Create a Customer-Focused Business
By Gina Valentino
Flashback five years. 'Brick and mortar' was predominately a term used to describe a retail store location, and in particular used to describe a separate business unit from the catalog and/or Internet business. The retail store was considered, and more importantly treated, as an entirely different means of doing business. It was almost elite and certainly not included in the same sentence as catalog or Internet by corporate management or industry analysts.
Fast forward to 2005. You don't hear 'brick and mortar' much at all. Instead, retail operations are part of a company's multichannel business. Multichannel describes two or more ways customers can make purchases from a company: catalog, Internet and retail are three of the most common channels.
So why the change? Turns out the customer is always right. When a customer wants to make a purchase from your company, she doesn't think in terms of "brick and mortar versus Internet"—she instead thinks of convenience, ease of shopping, and probably brand. Marketers realized they had to adapt to customers, not force customers to adapt to their operations and system limitations.

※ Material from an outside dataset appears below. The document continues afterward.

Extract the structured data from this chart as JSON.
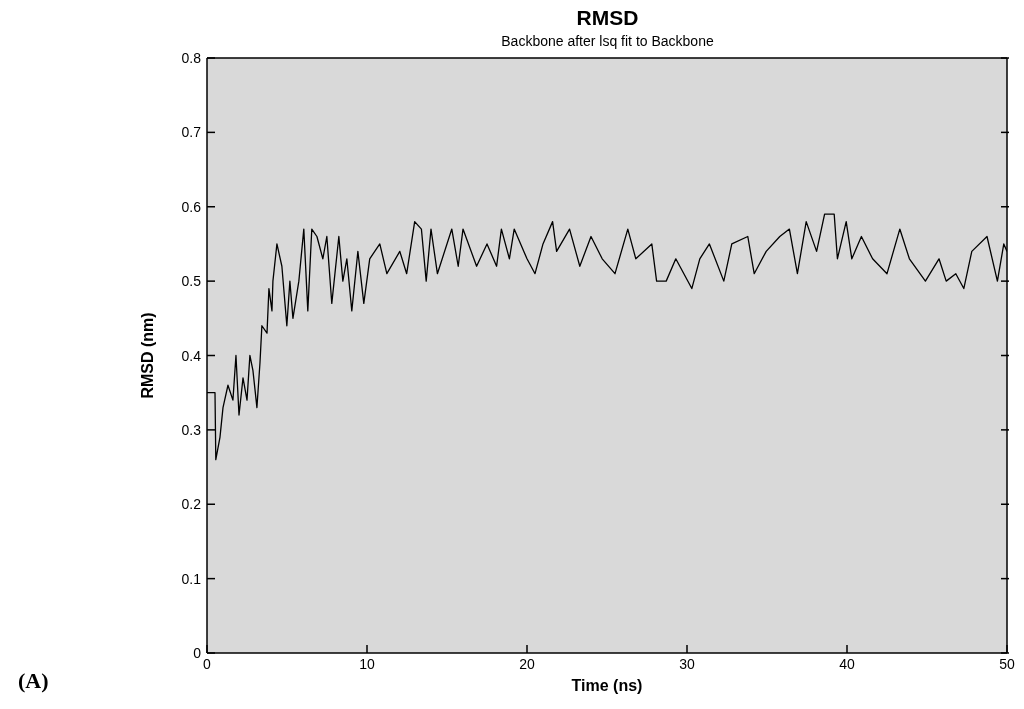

While multichannel retailers can't create a customer-facing integrated business overnight, they can adhere to some set guidelines when implementing their marketing strategies.
Here are eight ideas for making sure your retail and direct channels work together.
Keep it simple. When customers want to make a purchase from you, it's their choice as to when, where and how to purchase. Learn to cross-promote and inform them of their choices—from call center hours to retail store locations by ZIP code.
Communicate discount offers early on. A cataloger wanted to transfer a successful percent-off discount from its direct-to-consumer base to drive retail store traffic. Customers responded overwhelmingly, and arrived with coupon in-hand, but were surprised when the store associate needed a calculator to figure out the discount.